Netgear, Entropic Ready To Go With MoCA 2.0

Entropic said its chip is powering the first MoCA 2.0-certified device to reach the market– a MoCA-to-WiFi extender made by Netgear.

Netgear’s device, called the WM2500RP and is outfitted with Entropic’s EN2710 MoCA 2.0 chip and 802.11n Wi-Fi, is designed to improve whole-home video and data coverage by taking advantage of the faster throughputs enabled by the new coax-based home networking platform.

A step above 1.1, the new product, which Netgear is making available to service providers, supports usable throughputs of more than 400 Mbps in “Basic mode and 500 Mbps in a “Turbo” point-to-point setting when connected devices are operating in the baseline mode and utilizing a single channel. MoCA 2.0 also supports an “Enhanced” mode that uses channel bonding to produce throughputs of between 800 Mbps to 1 Gbps.  
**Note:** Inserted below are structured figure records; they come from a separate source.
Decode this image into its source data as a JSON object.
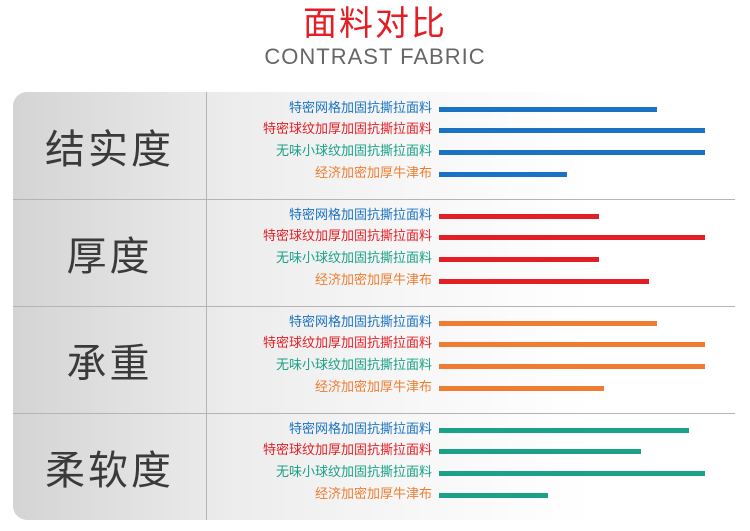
{
  "title": "面料对比",
  "subtitle": "CONTRAST FABRIC",
  "colors": {
    "label_text": "#3a3a3a",
    "fabric_label_colors": [
      "#1a73c2",
      "#e31e24",
      "#1aa187",
      "#ee7d31"
    ],
    "category_bar_colors": [
      "#1a73c2",
      "#e31e24",
      "#ee7d31",
      "#1aa187"
    ]
  },
  "chart_data": {
    "type": "bar",
    "orientation": "horizontal",
    "title": "面料对比",
    "subtitle": "CONTRAST FABRIC",
    "fabrics": [
      "特密网格加固抗撕拉面料",
      "特密球纹加厚加固抗撕拉面料",
      "无味小球纹加固抗撕拉面料",
      "经济加密加厚牛津布"
    ],
    "groups": [
      {
        "name": "结实度",
        "values": [
          82,
          100,
          100,
          48
        ]
      },
      {
        "name": "厚度",
        "values": [
          60,
          100,
          60,
          79
        ]
      },
      {
        "name": "承重",
        "values": [
          82,
          100,
          100,
          62
        ]
      },
      {
        "name": "柔软度",
        "values": [
          94,
          76,
          100,
          41
        ]
      }
    ],
    "xlim": [
      0,
      100
    ],
    "axis_ticks": false,
    "grid": false,
    "legend": "none"
  }
}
Entropic said the throughputs enabled by MoCA 2.0 provide enough headroom to distribute bandwidth-hungry apps on the home network, including 4K/Ultra HD content.

Entropic and rival Broadcom have developd MoCA-approved 2.0 “Golden Nodes” for interoperability testing. In January, the Multimedia over Coax Alliance said its certification program for products implementing the 2.0 version of MoCA had become available to all members.